The whistle blew. Bargnani had tried to foul, but his swipe was soft, barely grazing Chen Yan's arm. Fouling meant stopping the basket, not gifting a three-point play.
Chen Yan walked to the free throw line as the arena erupted.
Chinese fans waved posters with his face, chanting his name in Mandarin. The atmosphere felt almost like a home game in Beijing.
The free throw clanged off the front rim, bounced high, and dropped through.
7–4, Suns.
---
Back came the Raptors. Once again, Pierce demanded the ball. Same setup, same move—fake drive, body bump, retreat jumper.
But just as he rose into his slow, methodical release—snap!
A black shadow soared behind him.
Chen Yan swatted the shot clean, snatching it mid-air.
Pierce froze. When did he get there?!
Chen Yan had studied Pierce's tape.

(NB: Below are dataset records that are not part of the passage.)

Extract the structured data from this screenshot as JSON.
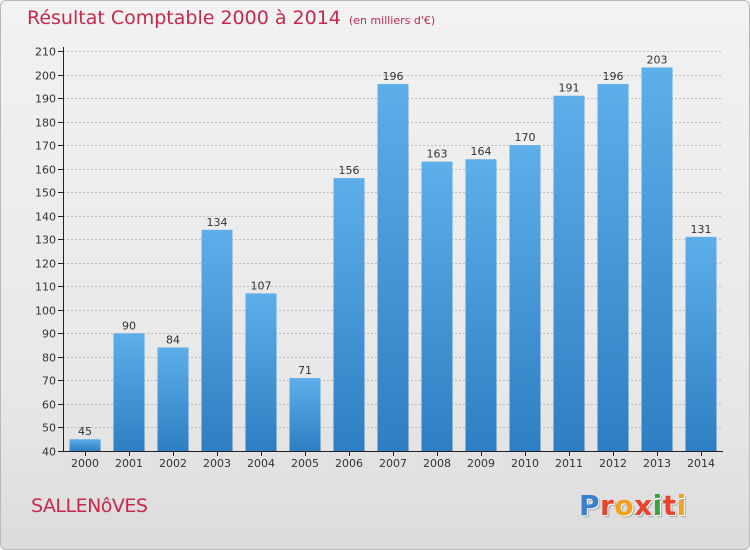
{
  "header": {
    "title": "Résultat Comptable 2000 à 2014",
    "subtitle": "(en milliers d'€)"
  },
  "footer": {
    "commune": "SALLENôVES",
    "logo_letters": [
      "P",
      "r",
      "o",
      "x",
      "i",
      "t",
      "i"
    ],
    "logo_colors": [
      "#3a7fd0",
      "#e8452c",
      "#f1a11b",
      "#e8452c",
      "#3aa33a",
      "#e8452c",
      "#f1a11b"
    ]
  },
  "colors": {
    "bar_top": "#5eaeea",
    "bar_bottom": "#2f7ec3",
    "axis": "#222222",
    "grid": "#bdbdbd",
    "title": "#c8284a"
  },
  "chart_data": {
    "type": "bar",
    "title": "Résultat Comptable 2000 à 2014",
    "subtitle": "(en milliers d'€)",
    "categories": [
      "2000",
      "2001",
      "2002",
      "2003",
      "2004",
      "2005",
      "2006",
      "2007",
      "2008",
      "2009",
      "2010",
      "2011",
      "2012",
      "2013",
      "2014"
    ],
    "values": [
      45,
      90,
      84,
      134,
      107,
      71,
      156,
      196,
      163,
      164,
      170,
      191,
      196,
      203,
      131
    ],
    "ylim": [
      40,
      210
    ],
    "yticks": [
      40,
      50,
      60,
      70,
      80,
      90,
      100,
      110,
      120,
      130,
      140,
      150,
      160,
      170,
      180,
      190,
      200,
      210
    ],
    "grid": true,
    "xlabel": "",
    "ylabel": ""
  }
}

His step-back was deadly in one-on-one, but not without flaws—his release was low, his motion slow. With perfect timing, it was blockable.
Chen turned, sprinting the other way. The court opened up—fast-break, 1-on-0.

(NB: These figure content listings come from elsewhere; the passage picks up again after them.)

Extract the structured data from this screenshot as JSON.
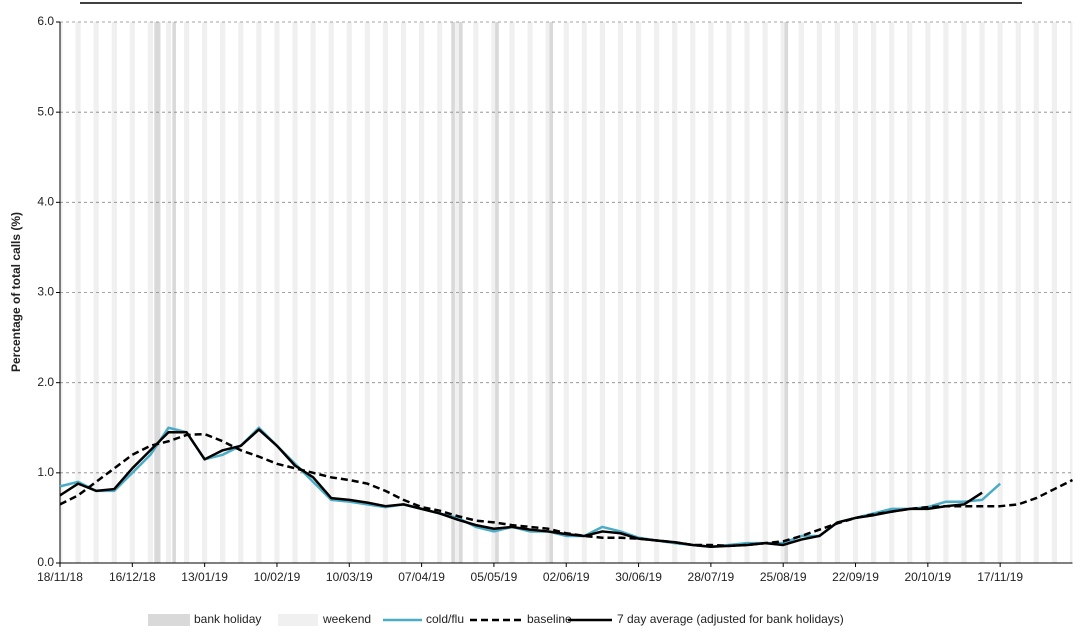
{
  "chart_data": {
    "type": "line",
    "y_label": "Percentage of total calls (%)",
    "categories": [
      "18/11/18",
      null,
      null,
      null,
      "16/12/18",
      null,
      null,
      null,
      "13/01/19",
      null,
      null,
      null,
      "10/02/19",
      null,
      null,
      null,
      "10/03/19",
      null,
      null,
      null,
      "07/04/19",
      null,
      null,
      null,
      "05/05/19",
      null,
      null,
      null,
      "02/06/19",
      null,
      null,
      null,
      "30/06/19",
      null,
      null,
      null,
      "28/07/19",
      null,
      null,
      null,
      "25/08/19",
      null,
      null,
      null,
      "22/09/19",
      null,
      null,
      null,
      "20/10/19",
      null,
      null,
      null,
      "17/11/19",
      null,
      null,
      null,
      null
    ],
    "series": [
      {
        "name": "cold/flu",
        "color": "#4bacc6",
        "style": "solid",
        "width": 2.5,
        "values": [
          0.85,
          0.9,
          0.8,
          0.8,
          1.0,
          1.2,
          1.5,
          1.45,
          1.15,
          1.2,
          1.3,
          1.5,
          1.3,
          1.1,
          0.9,
          0.7,
          0.68,
          0.65,
          0.62,
          0.65,
          0.6,
          0.55,
          0.5,
          0.4,
          0.35,
          0.4,
          0.35,
          0.35,
          0.3,
          0.3,
          0.4,
          0.35,
          0.28,
          0.25,
          0.22,
          0.2,
          0.18,
          0.2,
          0.22,
          0.22,
          0.22,
          0.3,
          0.3,
          0.45,
          0.5,
          0.55,
          0.6,
          0.6,
          0.62,
          0.68,
          0.68,
          0.7,
          0.88,
          null,
          null,
          null,
          null
        ]
      },
      {
        "name": "baseline",
        "color": "#000000",
        "style": "dashed",
        "width": 2.5,
        "values": [
          0.65,
          0.75,
          0.9,
          1.05,
          1.2,
          1.3,
          1.35,
          1.42,
          1.43,
          1.35,
          1.25,
          1.18,
          1.1,
          1.05,
          1.0,
          0.95,
          0.92,
          0.88,
          0.8,
          0.7,
          0.62,
          0.58,
          0.52,
          0.47,
          0.45,
          0.42,
          0.4,
          0.38,
          0.33,
          0.3,
          0.28,
          0.28,
          0.27,
          0.25,
          0.23,
          0.2,
          0.2,
          0.19,
          0.2,
          0.22,
          0.24,
          0.3,
          0.37,
          0.44,
          0.5,
          0.54,
          0.57,
          0.6,
          0.62,
          0.63,
          0.63,
          0.63,
          0.63,
          0.65,
          0.72,
          0.82,
          0.92
        ]
      },
      {
        "name": "7 day average (adjusted for bank holidays)",
        "color": "#000000",
        "style": "solid",
        "width": 2.5,
        "values": [
          0.75,
          0.88,
          0.8,
          0.82,
          1.05,
          1.25,
          1.45,
          1.45,
          1.15,
          1.25,
          1.3,
          1.48,
          1.3,
          1.08,
          0.95,
          0.72,
          0.7,
          0.67,
          0.63,
          0.65,
          0.6,
          0.55,
          0.48,
          0.42,
          0.38,
          0.4,
          0.37,
          0.35,
          0.32,
          0.3,
          0.35,
          0.33,
          0.27,
          0.25,
          0.23,
          0.2,
          0.18,
          0.19,
          0.2,
          0.22,
          0.2,
          0.26,
          0.3,
          0.45,
          0.5,
          0.53,
          0.57,
          0.6,
          0.6,
          0.63,
          0.65,
          0.78,
          null,
          null,
          null,
          null,
          null
        ]
      }
    ],
    "shading": [
      {
        "name": "bank holiday",
        "color": "#d9d9d9",
        "dates": [
          "25/12/18",
          "26/12/18",
          "01/01/19",
          "19/04/19",
          "22/04/19",
          "06/05/19",
          "27/05/19",
          "26/08/19"
        ]
      },
      {
        "name": "weekend",
        "color": "#f0f0f0"
      }
    ],
    "ylim": [
      0,
      6
    ],
    "yticks": [
      {
        "value": 0,
        "label": "0.0"
      },
      {
        "value": 1,
        "label": "1.0"
      },
      {
        "value": 2,
        "label": "2.0"
      },
      {
        "value": 3,
        "label": "3.0"
      },
      {
        "value": 4,
        "label": "4.0"
      },
      {
        "value": 5,
        "label": "5.0"
      },
      {
        "value": 6,
        "label": "6.0"
      }
    ],
    "grid": true
  }
}
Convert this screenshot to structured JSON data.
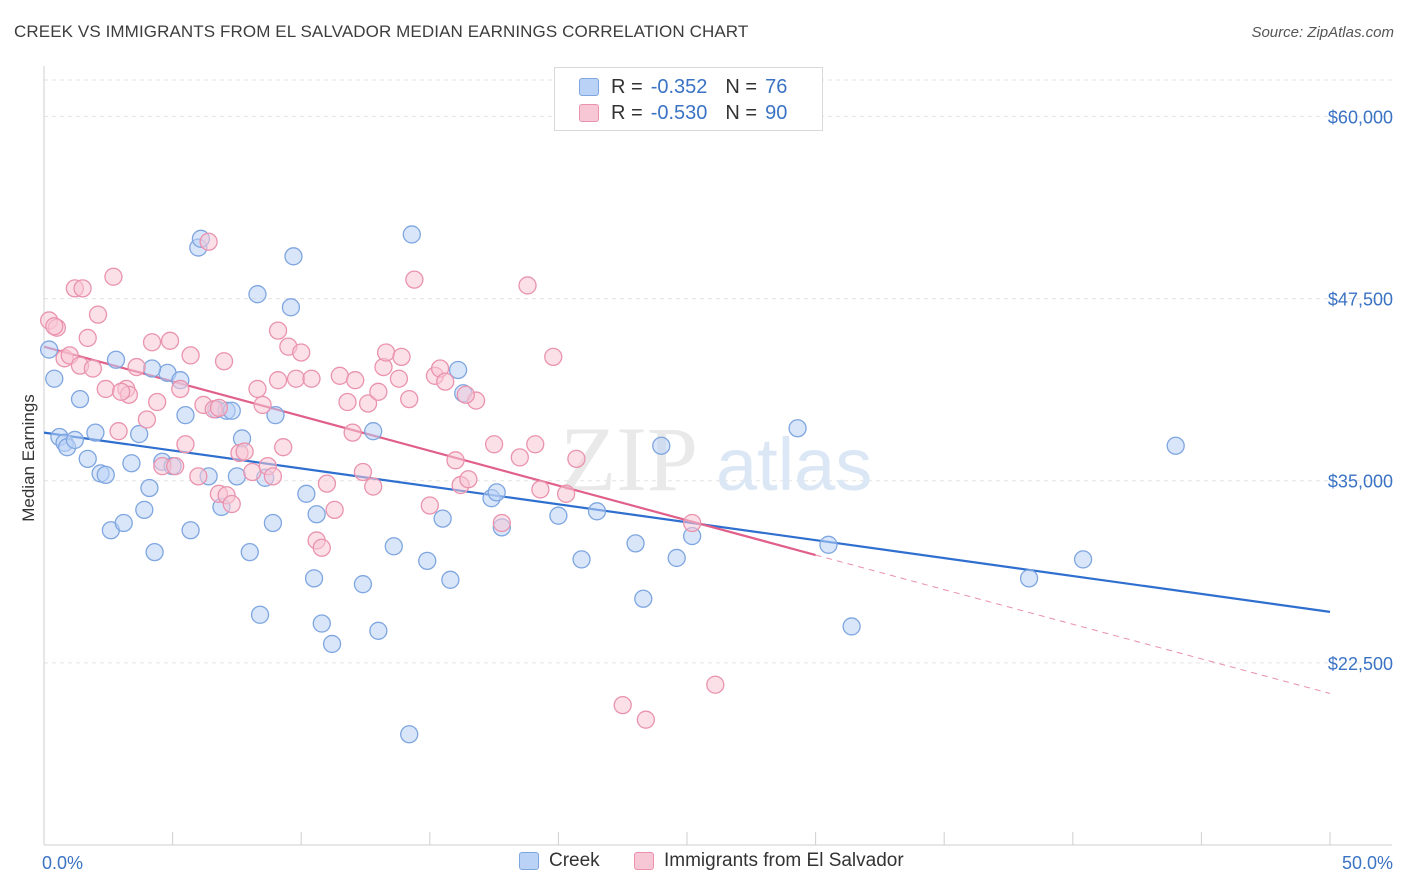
{
  "title": "CREEK VS IMMIGRANTS FROM EL SALVADOR MEDIAN EARNINGS CORRELATION CHART",
  "source": "Source: ZipAtlas.com",
  "watermark": {
    "zip": "ZIP",
    "atlas": "atlas"
  },
  "legend": {
    "r_label": "R =",
    "n_label": "N =",
    "rows": [
      {
        "r": "-0.352",
        "n": "76",
        "color": "#7fa6e0"
      },
      {
        "r": "-0.530",
        "n": "90",
        "color": "#ea93ae"
      }
    ]
  },
  "bottom_legend": [
    {
      "name": "Creek"
    },
    {
      "name": "Immigrants from El Salvador"
    }
  ],
  "chart_data": {
    "type": "scatter",
    "title": "CREEK VS IMMIGRANTS FROM EL SALVADOR MEDIAN EARNINGS CORRELATION CHART",
    "xlabel": "",
    "ylabel": "Median Earnings",
    "xlim": [
      0,
      50
    ],
    "ylim": [
      10000,
      62500
    ],
    "x_tick_labels": [
      "0.0%",
      "50.0%"
    ],
    "y_ticks": [
      22500,
      35000,
      47500,
      60000
    ],
    "y_tick_labels": [
      "$22,500",
      "$35,000",
      "$47,500",
      "$60,000"
    ],
    "grid": true,
    "legend_position": "top-center",
    "series": [
      {
        "name": "Creek",
        "color": "#7fa6e0",
        "fill": "#b9d2f5",
        "trend": {
          "x": [
            0,
            50
          ],
          "y": [
            38300,
            26000
          ],
          "style": "solid",
          "color": "#2f6fcf"
        },
        "points": [
          [
            0.2,
            44000
          ],
          [
            0.4,
            42000
          ],
          [
            0.6,
            38000
          ],
          [
            0.8,
            37600
          ],
          [
            0.9,
            37300
          ],
          [
            1.2,
            37800
          ],
          [
            1.4,
            40600
          ],
          [
            1.7,
            36500
          ],
          [
            2.0,
            38300
          ],
          [
            2.2,
            35500
          ],
          [
            2.4,
            35400
          ],
          [
            2.6,
            31600
          ],
          [
            2.8,
            43300
          ],
          [
            3.1,
            32100
          ],
          [
            3.4,
            36200
          ],
          [
            3.7,
            38200
          ],
          [
            3.9,
            33000
          ],
          [
            4.1,
            34500
          ],
          [
            4.3,
            30100
          ],
          [
            4.6,
            36300
          ],
          [
            4.8,
            42400
          ],
          [
            5.0,
            36000
          ],
          [
            5.3,
            41900
          ],
          [
            5.5,
            39500
          ],
          [
            5.7,
            31600
          ],
          [
            6.0,
            51000
          ],
          [
            6.1,
            51600
          ],
          [
            6.4,
            35300
          ],
          [
            6.7,
            39900
          ],
          [
            6.9,
            33200
          ],
          [
            7.1,
            39800
          ],
          [
            7.3,
            39800
          ],
          [
            7.5,
            35300
          ],
          [
            7.7,
            37900
          ],
          [
            8.0,
            30100
          ],
          [
            8.3,
            47800
          ],
          [
            8.4,
            25800
          ],
          [
            8.6,
            35200
          ],
          [
            8.9,
            32100
          ],
          [
            9.0,
            39500
          ],
          [
            9.6,
            46900
          ],
          [
            9.7,
            50400
          ],
          [
            10.2,
            34100
          ],
          [
            10.5,
            28300
          ],
          [
            10.6,
            32700
          ],
          [
            10.8,
            25200
          ],
          [
            11.2,
            23800
          ],
          [
            12.4,
            27900
          ],
          [
            12.8,
            38400
          ],
          [
            13.0,
            24700
          ],
          [
            13.6,
            30500
          ],
          [
            14.3,
            51900
          ],
          [
            14.2,
            17600
          ],
          [
            14.9,
            29500
          ],
          [
            15.5,
            32400
          ],
          [
            15.8,
            28200
          ],
          [
            16.1,
            42600
          ],
          [
            16.3,
            41000
          ],
          [
            17.4,
            33800
          ],
          [
            17.6,
            34200
          ],
          [
            17.8,
            31800
          ],
          [
            20.0,
            32600
          ],
          [
            20.9,
            29600
          ],
          [
            21.5,
            32900
          ],
          [
            23.0,
            30700
          ],
          [
            23.3,
            26900
          ],
          [
            24.0,
            37400
          ],
          [
            24.6,
            29700
          ],
          [
            25.2,
            31200
          ],
          [
            29.3,
            38600
          ],
          [
            30.5,
            30600
          ],
          [
            31.4,
            25000
          ],
          [
            38.3,
            28300
          ],
          [
            40.4,
            29600
          ],
          [
            44.0,
            37400
          ],
          [
            4.2,
            42700
          ]
        ]
      },
      {
        "name": "Immigrants from El Salvador",
        "color": "#ea93ae",
        "fill": "#f8c7d6",
        "trend": {
          "x": [
            0,
            30
          ],
          "y": [
            44200,
            29900
          ],
          "style": "solid",
          "color": "#e0608a",
          "extension": {
            "x": [
              30,
              50
            ],
            "y": [
              29900,
              20400
            ],
            "style": "dashed"
          }
        },
        "points": [
          [
            0.2,
            46000
          ],
          [
            0.5,
            45500
          ],
          [
            0.8,
            43400
          ],
          [
            1.0,
            43600
          ],
          [
            1.2,
            48200
          ],
          [
            1.4,
            42900
          ],
          [
            1.7,
            44800
          ],
          [
            1.9,
            42700
          ],
          [
            2.1,
            46400
          ],
          [
            2.4,
            41300
          ],
          [
            2.7,
            49000
          ],
          [
            2.9,
            38400
          ],
          [
            3.2,
            41300
          ],
          [
            3.3,
            40900
          ],
          [
            3.6,
            42800
          ],
          [
            4.0,
            39200
          ],
          [
            4.2,
            44500
          ],
          [
            4.4,
            40400
          ],
          [
            4.6,
            36000
          ],
          [
            4.9,
            44600
          ],
          [
            5.1,
            36000
          ],
          [
            5.3,
            41300
          ],
          [
            5.5,
            37500
          ],
          [
            5.7,
            43600
          ],
          [
            6.0,
            35300
          ],
          [
            6.2,
            40200
          ],
          [
            6.4,
            51400
          ],
          [
            6.6,
            39900
          ],
          [
            6.8,
            34100
          ],
          [
            7.0,
            43200
          ],
          [
            7.1,
            34000
          ],
          [
            7.3,
            33400
          ],
          [
            7.6,
            36900
          ],
          [
            7.8,
            37000
          ],
          [
            8.1,
            35600
          ],
          [
            8.3,
            41300
          ],
          [
            8.5,
            40200
          ],
          [
            8.7,
            36000
          ],
          [
            8.9,
            35300
          ],
          [
            9.1,
            45300
          ],
          [
            9.3,
            37300
          ],
          [
            9.5,
            44200
          ],
          [
            9.8,
            42000
          ],
          [
            10.0,
            43800
          ],
          [
            10.4,
            42000
          ],
          [
            10.6,
            30900
          ],
          [
            10.8,
            30400
          ],
          [
            11.0,
            34800
          ],
          [
            11.3,
            33000
          ],
          [
            11.5,
            42200
          ],
          [
            11.8,
            40400
          ],
          [
            12.0,
            38300
          ],
          [
            12.1,
            41900
          ],
          [
            12.4,
            35600
          ],
          [
            12.6,
            40300
          ],
          [
            12.8,
            34600
          ],
          [
            13.0,
            41100
          ],
          [
            13.2,
            42800
          ],
          [
            13.3,
            43800
          ],
          [
            13.8,
            42000
          ],
          [
            13.9,
            43500
          ],
          [
            14.2,
            40600
          ],
          [
            14.4,
            48800
          ],
          [
            15.0,
            33300
          ],
          [
            15.2,
            42200
          ],
          [
            15.4,
            42700
          ],
          [
            15.6,
            41800
          ],
          [
            16.0,
            36400
          ],
          [
            16.2,
            34700
          ],
          [
            16.5,
            35100
          ],
          [
            16.8,
            40500
          ],
          [
            17.5,
            37500
          ],
          [
            17.8,
            32100
          ],
          [
            18.5,
            36600
          ],
          [
            18.8,
            48400
          ],
          [
            19.1,
            37500
          ],
          [
            19.3,
            34400
          ],
          [
            19.8,
            43500
          ],
          [
            20.3,
            34100
          ],
          [
            20.7,
            36500
          ],
          [
            22.5,
            19600
          ],
          [
            23.4,
            18600
          ],
          [
            25.2,
            32100
          ],
          [
            26.1,
            21000
          ],
          [
            1.5,
            48200
          ],
          [
            3.0,
            41100
          ],
          [
            6.8,
            40000
          ],
          [
            9.1,
            41900
          ],
          [
            16.4,
            40900
          ],
          [
            0.4,
            45600
          ]
        ]
      }
    ]
  }
}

Only Calderon gave chase, but the gap was two strides, and Calderon's athleticism was average at best.
Still, Chen suddenly braked, slowing down to tempt contact. He wanted to bait Calderon into a rear-end foul for another and-one.
But Calderon read it perfectly, sidestepping just in time.
No foul, but no problem—Chen glided to the rim for the easy layup.
9–4.
Barkley laughed from the TNT booth. "Calderon almost flew into the stands! That's the first time I've seen someone defend a fast break like that."
Kenny Smith added, "And honestly, Calderon did well—if he didn't, that's another and-one for Chen."
On the next Raptors trip, Bargnani popped outside the arc. Off a pick, he got just enough space to launch—and swished a clean three.
9–7.
His defense might have been tissue-soft, but his shooting touch kept him in the lineup. In a future era, Bargnani's style would've been celebrated; here, it just made him the poster boy for "soft bigs."
--
On the Suns' possession, Chen Yan called for the ball at halfcourt. Nash, recognizing his hot hand, delivered immediately.
Chen patiently waited, using his vision to spot Stoudemire crossing the lane to set a screen. The Raptors switched instantly, leaving Chen isolated against—of all people—Bargnani.
Exactly what he wanted.
Basketball had no mercy for the weak. Stars hunted mismatches, and Chen Yan was no exception.
Bargnani, terrified of Chen's first step, sagged back.
Chen advanced one dribble. Bargnani retreated two.
The space opened wide—too wide to ignore.
Chen stopped on a dime, rose smoothly, and launched from beyond the arc.
The ball traced a perfect rainbow through the Air Canada Centre.
Before it even swished through, Chen and the Suns bench were already celebrating.
"Swish!"
Net. Nothing else.
First three-pointer of the night. Chen Yan's personal tally: 12 straight points.
---
"Holy hell, Chen Yan's showboating again!"
"Bargnani should just step aside and sit under the rim."
"Twelve straight points? This is insane!"
"He looks unstoppable tonight!"
"Full firepower—the walking scoring machine is online again!"
Chen Yan wasn't just back. He was announcing to the league that suspension hadn't slowed him down at all.